El sueño es un arma cargada de presente

El sueño del celta es en muchos sentidos una biografía de la utopía decimonónica enfrentada al mal perpetuo que se ensanchó hasta explotar durante el siglo XX. Roger Casement fue un nacionalista, un anticolonialista, un político, es decir, siempre un revolucionario y, ante todo, un idealista. Proteico aventurero, sus expediciones a las entrañas de las regiones caucheras en el Congo y el Putumayo pueden verse, no sin obviedad, como viajes infernales hacia las entrañas de sí mismo. No sólo descubrió, en ellos, que el mal es perenne y omnipresente, sino también que el colonialismo era una peste que le concernía de nacimiento.
La novela biográfica y, en este caso, histórica, goza de buena salud en nuestra literatura. Mario Vargas Llosa, sin embargo, decidió novelar la vida de un patriota irlandés antes que la de un héroe latinoamericano. Sería muy fácil venir a decir aquí que nuestro continente nunca ha arrojado un sólo héroe sobre la faz de la tierra. Prefiero señalar que la elección del nobel peruano no peca de cosmopolitismo; al contrario, el destino de Casement parece incumbirle más que a ningún otro, no sólo porque, como el protagonista de su novela, Vargas Llosa sea un hombre universal, o, porque, además, en sus respectivas juventudes hayan albergado ideales semejantes que se hiceron pedazos frente al monolito inquebrantable del poder. Casement y Vargas Llosa no se parecen solamente porque es natural. Sus figuras contrapuestas encierran una paradoja: mientras uno ha recibido honores en vida por dedicarla a la ficción, el otro fue condenado a la horca por atreverse a imaginar su propia libertad, no sólo política sino también sexual. Roger Casement no murió a causa de sus simpatías nacionales, murió porque la opinión pública no soportó que su imaginación erótica fuera tan escandalosa.

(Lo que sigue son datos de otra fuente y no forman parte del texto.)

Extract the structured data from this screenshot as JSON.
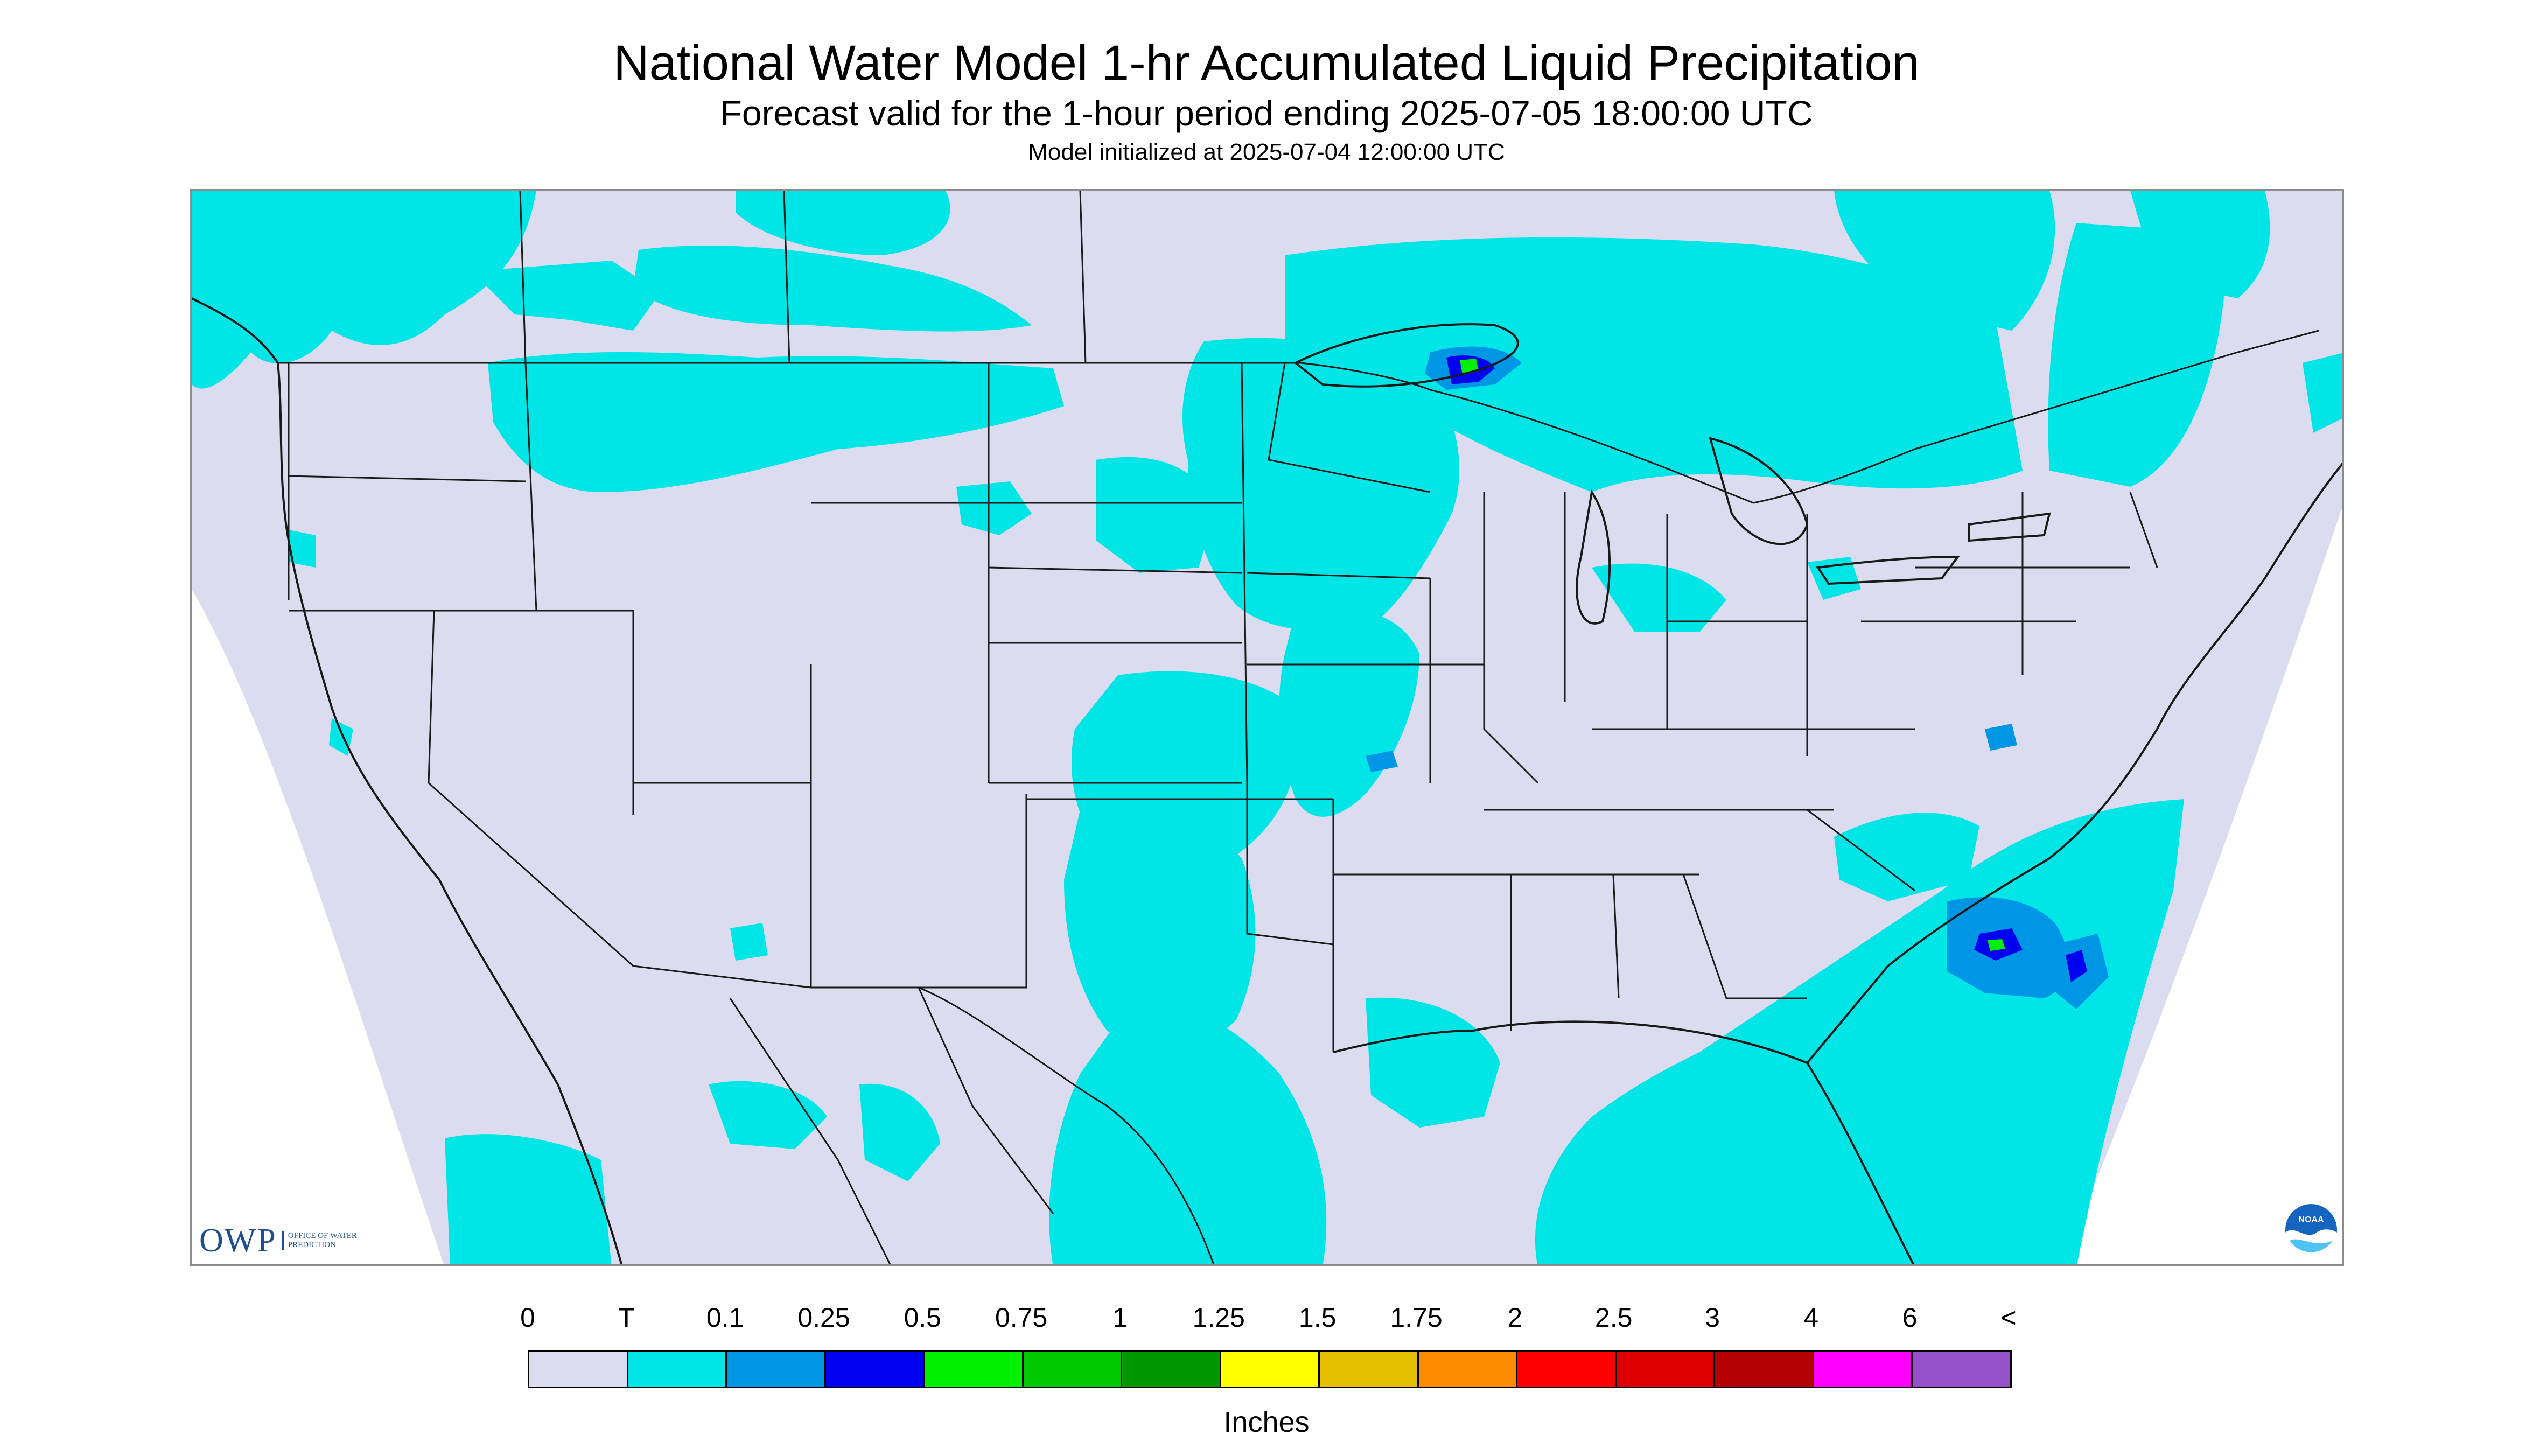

Mario Vargas Llosa ha sido maldecido con el Nobel. Como Casement, como toda esa progenie de magníficos que han pisado la tierra, Vargas Llosa ha cometido el delito de irse por la libre e imaginar el mundo por su propia cuenta. Es mentira que se haya convertido en un blandengue. Eso se piensa ahora porque, repito, lo maldijeron con el Nobel. Imaginarlo gastando el millón de dólares me parece inmoral frente a su literatura, que merece algo más que las comodidades a las que podría hacerse acreedor. Hombres como los que se involucran en esta novela, muy decimonónica, muy intemporal, merecerían mucho más que diatribas oportunistas. Novelas como las que se gasta Vargas Llosa deberían instarnos a, por fin, y de una vez por todas, tomar partido, partido hasta mancharnos.